至于城外的事态,他们都暂时放弃了努力和打算,而更多寄托在前方得胜归来的官军主力。
因为,另一只看起匆匆前来支援的骑兵,也丢下了伪装的旗帜,公然打出南逆的旗号,而肆意冲杀起城外尚未被混乱彻底波及的营盘来。
他们一边放铳,一边丢投着爆弹和纵火物,将大量的乱兵人潮,就像是被虎狼驱赶扑杀的羊群一般,从这头争相践踏到那头,又从那头被推搡拥踏着逃到这头,将自家的营盘和工事冲的七零八落而不可收拾。
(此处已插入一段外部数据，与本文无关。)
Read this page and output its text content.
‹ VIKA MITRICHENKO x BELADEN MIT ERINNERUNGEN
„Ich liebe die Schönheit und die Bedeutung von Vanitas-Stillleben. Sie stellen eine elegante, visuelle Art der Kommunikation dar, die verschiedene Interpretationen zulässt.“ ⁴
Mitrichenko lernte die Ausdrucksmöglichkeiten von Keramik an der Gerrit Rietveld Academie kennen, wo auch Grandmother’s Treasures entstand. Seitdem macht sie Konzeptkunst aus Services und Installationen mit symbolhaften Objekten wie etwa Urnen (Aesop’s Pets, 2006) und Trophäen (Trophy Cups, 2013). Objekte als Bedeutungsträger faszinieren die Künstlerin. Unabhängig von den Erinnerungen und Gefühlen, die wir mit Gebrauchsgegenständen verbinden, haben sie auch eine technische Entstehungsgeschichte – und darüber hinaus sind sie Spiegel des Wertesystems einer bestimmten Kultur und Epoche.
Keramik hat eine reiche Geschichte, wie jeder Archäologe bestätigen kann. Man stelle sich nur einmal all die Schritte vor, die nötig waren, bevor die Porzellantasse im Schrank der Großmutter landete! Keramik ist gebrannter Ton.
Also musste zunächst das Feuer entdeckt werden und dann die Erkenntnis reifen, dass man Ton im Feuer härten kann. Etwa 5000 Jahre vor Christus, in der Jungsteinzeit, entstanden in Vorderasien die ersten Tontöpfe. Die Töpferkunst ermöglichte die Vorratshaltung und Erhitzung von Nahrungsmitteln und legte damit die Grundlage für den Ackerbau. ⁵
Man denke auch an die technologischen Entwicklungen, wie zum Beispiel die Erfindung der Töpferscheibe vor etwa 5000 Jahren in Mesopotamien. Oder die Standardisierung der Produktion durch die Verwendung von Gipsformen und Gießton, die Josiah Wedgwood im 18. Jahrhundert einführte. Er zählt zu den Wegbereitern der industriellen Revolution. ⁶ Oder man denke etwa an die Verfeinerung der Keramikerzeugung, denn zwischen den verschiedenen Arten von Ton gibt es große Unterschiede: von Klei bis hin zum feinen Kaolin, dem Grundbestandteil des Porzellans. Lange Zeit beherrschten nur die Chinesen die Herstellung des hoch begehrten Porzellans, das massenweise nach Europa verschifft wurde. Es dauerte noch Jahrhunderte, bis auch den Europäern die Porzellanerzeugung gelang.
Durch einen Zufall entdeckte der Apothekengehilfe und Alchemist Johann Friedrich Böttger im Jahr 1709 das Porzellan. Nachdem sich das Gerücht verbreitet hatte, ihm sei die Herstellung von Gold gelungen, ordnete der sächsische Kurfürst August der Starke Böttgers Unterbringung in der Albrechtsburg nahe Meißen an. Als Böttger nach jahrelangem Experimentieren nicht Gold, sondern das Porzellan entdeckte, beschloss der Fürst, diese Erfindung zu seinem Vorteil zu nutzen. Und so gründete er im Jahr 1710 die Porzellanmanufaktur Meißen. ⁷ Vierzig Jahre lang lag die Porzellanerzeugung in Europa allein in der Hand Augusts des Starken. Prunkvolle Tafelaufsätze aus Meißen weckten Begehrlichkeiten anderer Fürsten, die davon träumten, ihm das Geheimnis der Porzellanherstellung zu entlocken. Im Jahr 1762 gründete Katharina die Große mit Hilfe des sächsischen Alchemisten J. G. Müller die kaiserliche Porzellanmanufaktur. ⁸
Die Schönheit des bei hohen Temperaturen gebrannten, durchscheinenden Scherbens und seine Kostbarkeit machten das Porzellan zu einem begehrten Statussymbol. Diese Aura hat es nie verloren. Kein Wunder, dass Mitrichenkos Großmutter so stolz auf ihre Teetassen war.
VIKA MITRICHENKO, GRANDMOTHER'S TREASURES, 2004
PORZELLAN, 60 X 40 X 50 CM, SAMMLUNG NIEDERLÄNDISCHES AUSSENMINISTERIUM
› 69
他们聚拢在禁闭城门之下,拍打敲击的震天作响和各般哀号苦求的声音,喧嚣直上城楼,连城中守军的都不免受了感染,而面色白,神情紧张起来。
“大都督……”
这时的张邦昌身边,再次有人苦苦哀求道
“可将他们放进来……”
“千万不可……”
另一些惊魂未定的人,急忙驳斥到
“你想将混在其中的敌国奸细,也放进成来么……”
“可以先放一部分进来,”
那人继续争辩道
“然后以军士团团围困,而细作甄别……”
“不行……”
“大都督和行台安危才是要,不容万一……”
更多反对的声音,继续大声驳斥道。
“够了,我心知你有部众陷没在城外……”
“但却不能为你的一己私心,而陷行台于不测之中……”
这句诛心之言,顿时让力主开城的这人,脸色刷得惨白了下来,连张邦昌都露出某种狐疑的颜色。
“那请大都督,且借我一标轻骑……”
他咬了咬牙,露出某种绝然之色又道
“让某家出得城去,收拢门下那些乱兵,稍稍挽回些许局面……”
“呼延灼自当以身家性命担保……不至”
“呼延灼,都到了这一步……”
张邦昌身边的人,却更是怒气勃的上前一步。
“你还欲巧言令色……以惩私欲么”
“够了……”
张邦昌突然抬手止住他们的质疑诋毁之言。
“呼延都监,一标轻骑是别做他想了,我可给你一都步卒……”
“但你可把拥在门下的乱兵,都给我收拢到别处么……”
“呼延自当竭力……”
听到只有约不过一都五百步卒,名为呼延灼的将领,顿然有些失望却又有些庆幸的,急忙应承道。
“不负大都督所望……”
随后,信都城最远的一个城门突然洞开,呼延灼带着一都人猛冲了出去,沿着城墙之下一路突进,顿时收拢了许多在城门附近乱跑乱串的兵卒。
随队奔走的军卒,整齐划一的用棍棒和刀柄,狠命抽打着这些六神无主的家伙,直到将他们控制起来,然后便排到队尾,奔向下一波人群。